When most people hear of mussels in Michigan, they think of the invasive and destructive zebra mussels which first entered the Great Lakes in 1988.
However, all mussels are not bad. Some clean and filter water. And there are two more that need our help.
The rayed bean and snuffbox mussel species, found throughout Michigan and the Midwest, is currently being considered for federally endangered status.
Less than one-and-a-half inches in length, the rayed bean mussel is typically green, yellow-green or brown in color.
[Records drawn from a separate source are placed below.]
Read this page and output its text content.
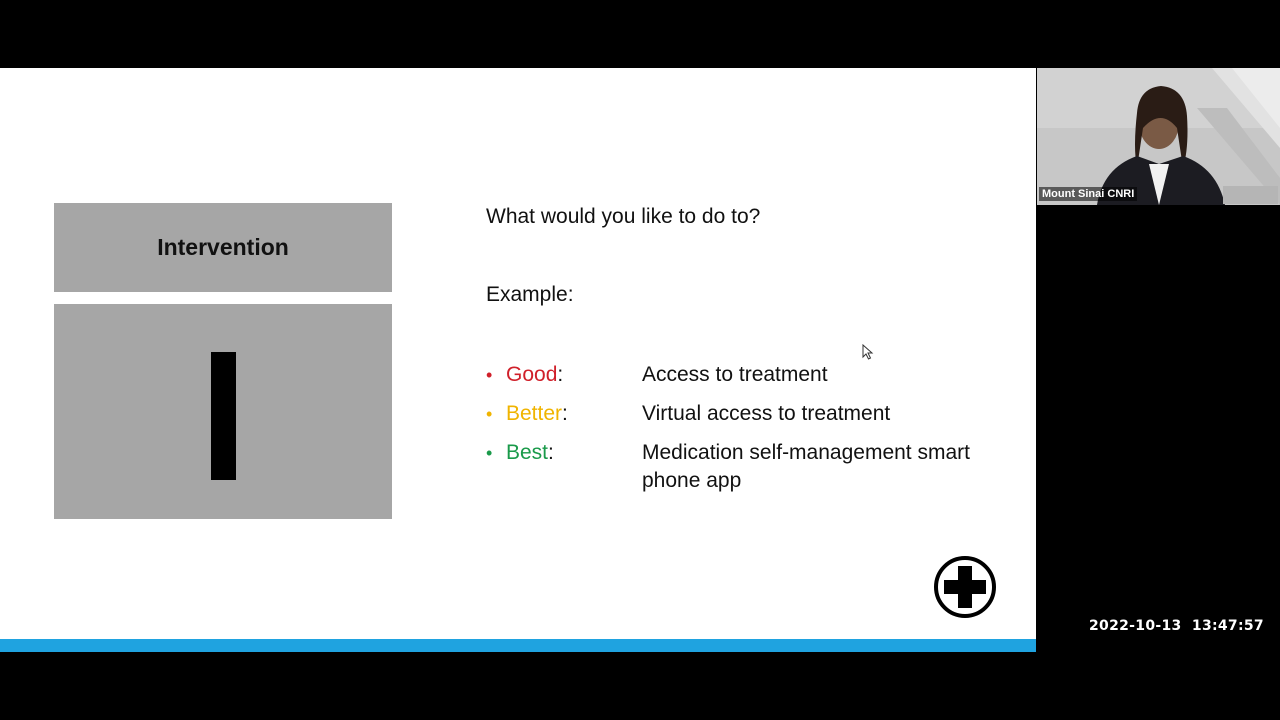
Intervention
What would you like to do to?
Example:
• Good:	Access to treatment
• Better:	Virtual access to treatment
• Best:	Medication self-management smart phone app
Mount Sinai CNRI
2022-10-13  13:47:57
Slightly larger, the snuffbox mussel can grow to almost three inches and is yellow and yellow-green in color and becomes darker with age.
Both the rayed bean and the snuffbox are suspension feeders, spending their entire lifetime buried in substrate feeding on algae, bacteria, detritus, microscopic animals and dissolved organic material.
For reproduction, a host fish is necessary. The larvae must become attached to the gills or fins of the appropriate host fish to complete growth and development, without harming the fish.
Generally, the rayed bean mussel prefers sand and gravel in small, headwater creeks.
The snuffbox can be found in small-to medium-sized creeks to larger rivers and lakes also prefers sand and gravel substrates.
Historically, the rayed bean mussel could be found in 112 streams and lakes. Currently they can only be found in 28. The snuffbox’s habitat numbers have dropped as well from 208 streams and lakes to 74.
The decline of both species can be linked to habitat loss and degradation through impoundments, channelization, chemical contaminants, mining and sedimentation. The arrival of the zebra mussel was also a contributing factor to their decline.
In Michigan, the rayed bean mussel can be found in Black River (Mill Creek), Pine River, Belle River and Clinton River. The snuffbox mussel lives in Grand River, Maple River, Pine River, Belle River, Clinton river, Huron River, Davis Creek, South Ore Creek and Portage River.
Some MNA sanctuaries include those river systems. Coldwater River Nature Sanctuary in western Michigan and Huron River Nature Sanctuary in Southeast Michigan for example, have the potential to have either species of mussel.
These two mussels, among others, act as an indicator of water quality because mussels require clean and pristine water to survive.
“They are kind of like the canary in the coal mine as far as water goes,” said Georgia Parham, public affairs specialist for the U.S. Fish and Wildlife Service, in a press release.
By burrowing in the bottom of riverbeds, mussels also help to stabilize the bottom and sediment.
The status of mussels around the world is far worse than mammals or birds. According to The Nature Conservancy, 16.5 percent of mammals and 14.6 percent of birds are extinct. This compared to the 70 percent of mussels that are either extinct or imperiled.
The public has until January 3, 2011 to comment on a proposal for both species to be listed as endangered.